Em 2004, capitaneado pelo diretor teatral Luciano Alabarse e pela professora Kathrin Rosenfeld, austríaca radicada em Porto Alegre, um grupo de 40 pessoas – entre atores, bailarinos, cantores e equipe técnica – embarcou em uma profunda imersão no mundo grego clássico de 25 séculos atrás de Sófocles e sua Antígona. Um dos processos mais complexos de criação dessa montagem gaúcha da tragédia da princesa tebana que luta para enterrar o irmão morto – que lotou o Theatro São Pedro em sua temporada – foi musicar os coros do original, traduzidos direto do grego por Lawrence Pereira.
Com foco no texto e preocupado em não alterar sua métrica ou seus acentos, o compositor Arthur de Faria criou uma música basicamente atonal, por vezes tonal, outras politonal ou modal, distorcida, lírica e misteriosa. Levar uma construção textual e musical tão intrincada ao palco exigiu um trabalho intenso de meses de ensaio do coro com o músico Marcelo Delacroix.
A base instrumental, por sua vez, foge do convencional da música de câmara. Arthur de Faria evitou o caminho da especulação sobre o que seria a música na Grécia da época de Sófocles. A trilha sonora utiliza instrumentos do nosso tempo, boa parte deles associados à música popular: percussão, saxes soprano e barítono, guitarra processada com uma infinidade de pedais, sitar indiano e viola, também processados. Arthur tocou baixo elétrico em uma faixa.
Essa trilha sonora de Antígona nunca foi lançada “oficialmente”. Foi prensado um CD, vendido somente nas apresentações da peça e em shows, mas nunca foi para nenhuma loja, plataforma ou teve qualquer espécie de divulgação de imprensa. Agora, finalmente, o trabalho está disponível nas plataformas todas, graças à gravadora ybmusic.

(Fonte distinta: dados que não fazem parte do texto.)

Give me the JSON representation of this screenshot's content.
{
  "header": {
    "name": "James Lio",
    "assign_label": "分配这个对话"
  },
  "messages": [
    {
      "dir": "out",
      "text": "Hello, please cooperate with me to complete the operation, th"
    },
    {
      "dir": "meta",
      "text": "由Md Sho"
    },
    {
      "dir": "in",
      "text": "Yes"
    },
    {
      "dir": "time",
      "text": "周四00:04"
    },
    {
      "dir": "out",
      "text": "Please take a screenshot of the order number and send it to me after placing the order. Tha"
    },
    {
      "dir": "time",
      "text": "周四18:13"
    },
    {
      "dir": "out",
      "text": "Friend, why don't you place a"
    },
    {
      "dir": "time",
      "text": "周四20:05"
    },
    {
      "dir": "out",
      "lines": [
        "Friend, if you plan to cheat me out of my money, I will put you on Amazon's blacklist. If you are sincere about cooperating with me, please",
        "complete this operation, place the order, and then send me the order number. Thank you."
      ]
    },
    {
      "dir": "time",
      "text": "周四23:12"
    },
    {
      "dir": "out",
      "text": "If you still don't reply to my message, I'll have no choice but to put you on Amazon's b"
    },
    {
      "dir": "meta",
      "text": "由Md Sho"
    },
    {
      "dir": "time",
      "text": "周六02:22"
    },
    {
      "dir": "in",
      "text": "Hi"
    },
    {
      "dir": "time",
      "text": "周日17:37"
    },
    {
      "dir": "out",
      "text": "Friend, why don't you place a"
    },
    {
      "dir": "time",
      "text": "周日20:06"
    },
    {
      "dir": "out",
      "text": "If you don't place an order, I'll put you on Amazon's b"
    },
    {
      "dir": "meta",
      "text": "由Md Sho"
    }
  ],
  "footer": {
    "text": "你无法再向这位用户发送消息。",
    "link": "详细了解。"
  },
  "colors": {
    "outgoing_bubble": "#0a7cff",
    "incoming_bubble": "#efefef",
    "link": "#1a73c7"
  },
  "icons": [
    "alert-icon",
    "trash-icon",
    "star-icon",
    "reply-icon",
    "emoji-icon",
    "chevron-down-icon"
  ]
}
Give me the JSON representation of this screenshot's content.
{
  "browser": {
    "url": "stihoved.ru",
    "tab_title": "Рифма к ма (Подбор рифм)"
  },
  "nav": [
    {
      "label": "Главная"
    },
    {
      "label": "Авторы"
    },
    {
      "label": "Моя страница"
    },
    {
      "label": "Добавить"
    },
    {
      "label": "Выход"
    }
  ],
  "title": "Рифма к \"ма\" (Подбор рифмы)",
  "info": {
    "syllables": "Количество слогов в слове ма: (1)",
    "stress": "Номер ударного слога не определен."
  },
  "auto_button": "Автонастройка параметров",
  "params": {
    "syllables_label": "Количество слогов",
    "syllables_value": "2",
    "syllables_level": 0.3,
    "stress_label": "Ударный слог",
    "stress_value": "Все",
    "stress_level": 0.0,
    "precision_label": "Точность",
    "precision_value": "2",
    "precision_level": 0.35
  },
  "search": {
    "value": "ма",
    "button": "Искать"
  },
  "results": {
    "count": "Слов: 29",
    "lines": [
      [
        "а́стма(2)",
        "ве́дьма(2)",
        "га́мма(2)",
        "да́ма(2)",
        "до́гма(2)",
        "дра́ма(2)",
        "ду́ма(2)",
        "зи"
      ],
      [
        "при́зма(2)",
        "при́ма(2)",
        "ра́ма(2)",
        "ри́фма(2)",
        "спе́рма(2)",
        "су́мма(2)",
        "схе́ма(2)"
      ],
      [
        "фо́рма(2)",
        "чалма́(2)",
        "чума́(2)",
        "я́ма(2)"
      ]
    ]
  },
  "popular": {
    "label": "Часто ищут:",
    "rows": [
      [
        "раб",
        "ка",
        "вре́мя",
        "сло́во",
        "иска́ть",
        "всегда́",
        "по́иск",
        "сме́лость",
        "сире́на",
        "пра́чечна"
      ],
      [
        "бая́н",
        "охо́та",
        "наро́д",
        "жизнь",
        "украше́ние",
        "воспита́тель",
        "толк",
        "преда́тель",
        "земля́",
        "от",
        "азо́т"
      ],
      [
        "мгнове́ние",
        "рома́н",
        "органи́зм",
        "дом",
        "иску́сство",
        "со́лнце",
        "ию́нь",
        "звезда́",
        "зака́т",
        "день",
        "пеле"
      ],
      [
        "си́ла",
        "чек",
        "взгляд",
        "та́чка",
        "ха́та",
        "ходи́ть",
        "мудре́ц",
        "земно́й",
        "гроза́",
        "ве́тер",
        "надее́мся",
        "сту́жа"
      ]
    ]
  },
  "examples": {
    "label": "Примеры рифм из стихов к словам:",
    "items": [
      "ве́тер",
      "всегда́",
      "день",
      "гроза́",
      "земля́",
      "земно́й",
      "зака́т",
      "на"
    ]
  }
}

Arthur de Faria é compositor, arranjador, cantor, pianista, produtor de discos, pesquisador e doutorando em literatura brasileira na UFRGS com tese sobre Lupicínio Rodrigues. Produziu 30 discos, participou de outros 50, lançou 17 álbuns e EPs, escreveu 60 trilhas para cinema e teatro, arranjou para duas dezenas de artistas – de Fernanda Takai a Siba –, e teve peças suas interpretadas por orquestras como a Orquestra Sinfônica de Porto Alegre. Escreveu nove publicações, entre elas o livro Elis – Uma Biografia Musical.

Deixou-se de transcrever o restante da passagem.